Eva disagrees. ‘You can certainly pick or chose who you want to follow but if you only want to expose yourself to a certain kind of person or certain kind of lifestyle or something, I don’t know that that’s possible on Instagram just because there are 800 million people and because of the explorer page which is visited by 100 million people every day.’
In fact, Eva believes that this range of voices is Instagram’s strength. ‘This range of voices is exactly I think that that’s what make Instagram a beautiful place is the diversity of opinion, is the diversity of voice, and now-a- days if you love fashion and, you know you follow Vogue or Grazia or whoever you’re following, its impossible not to see people representing different paths of life and I think that’s why Instagram has always resonated with me.’
‘So, when people say like oh well… there are people that want to live in a bubble, but I think Instagram should be experienced bubble-free and it’s almost impossible to stay in a bubble.’
Discovering new talent, new voices, new faces has never been easier for brands, and they’re fast running out of excuses for not diversity front of centre of everything they do.
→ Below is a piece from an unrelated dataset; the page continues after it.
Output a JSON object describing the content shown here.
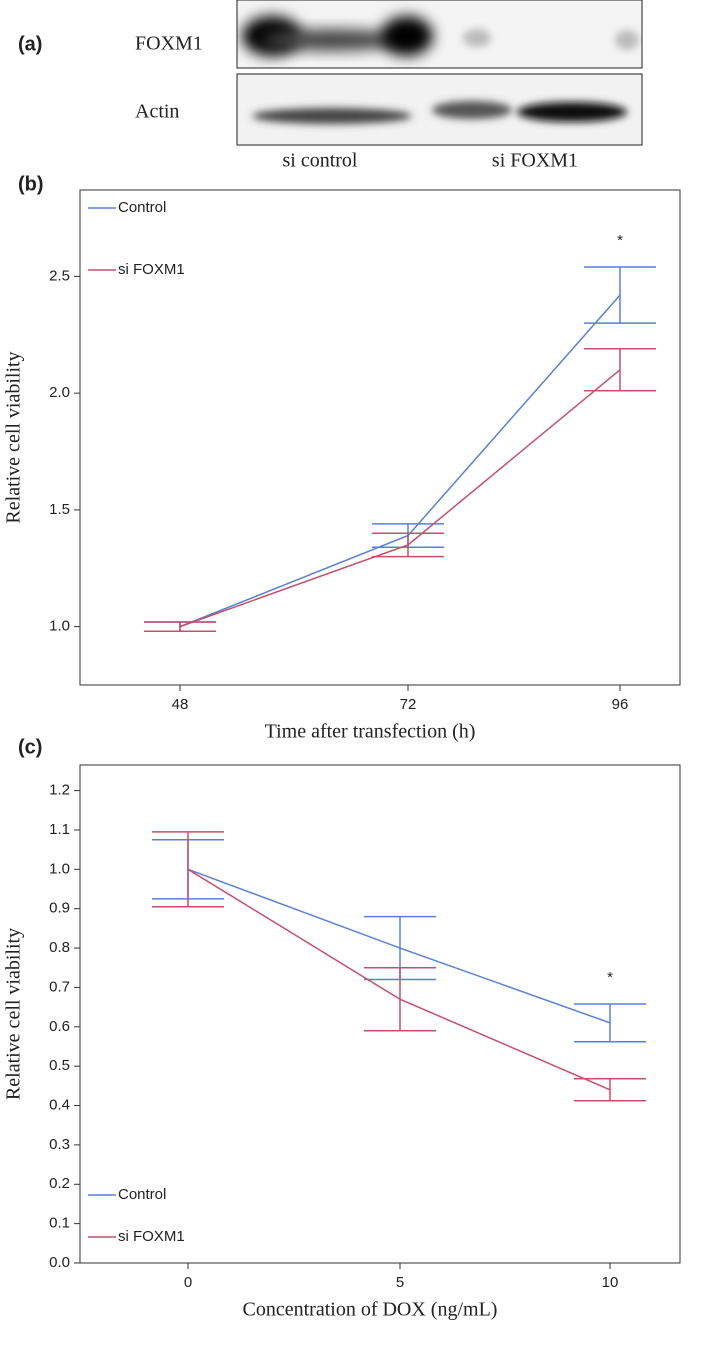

And it’s not just the brands – Eva believes that every element of the industry needs to get involved if there’s going to be real change afoot in 2018.’The agencies have to make a more asserted effort. I hate hearing that well we just can’t find you know more models of colour. Like really?’
And what message would she give to those sections of the industry that still aren’t getting it? ‘You just have to work a little harder, you have to do more, you have to try harder.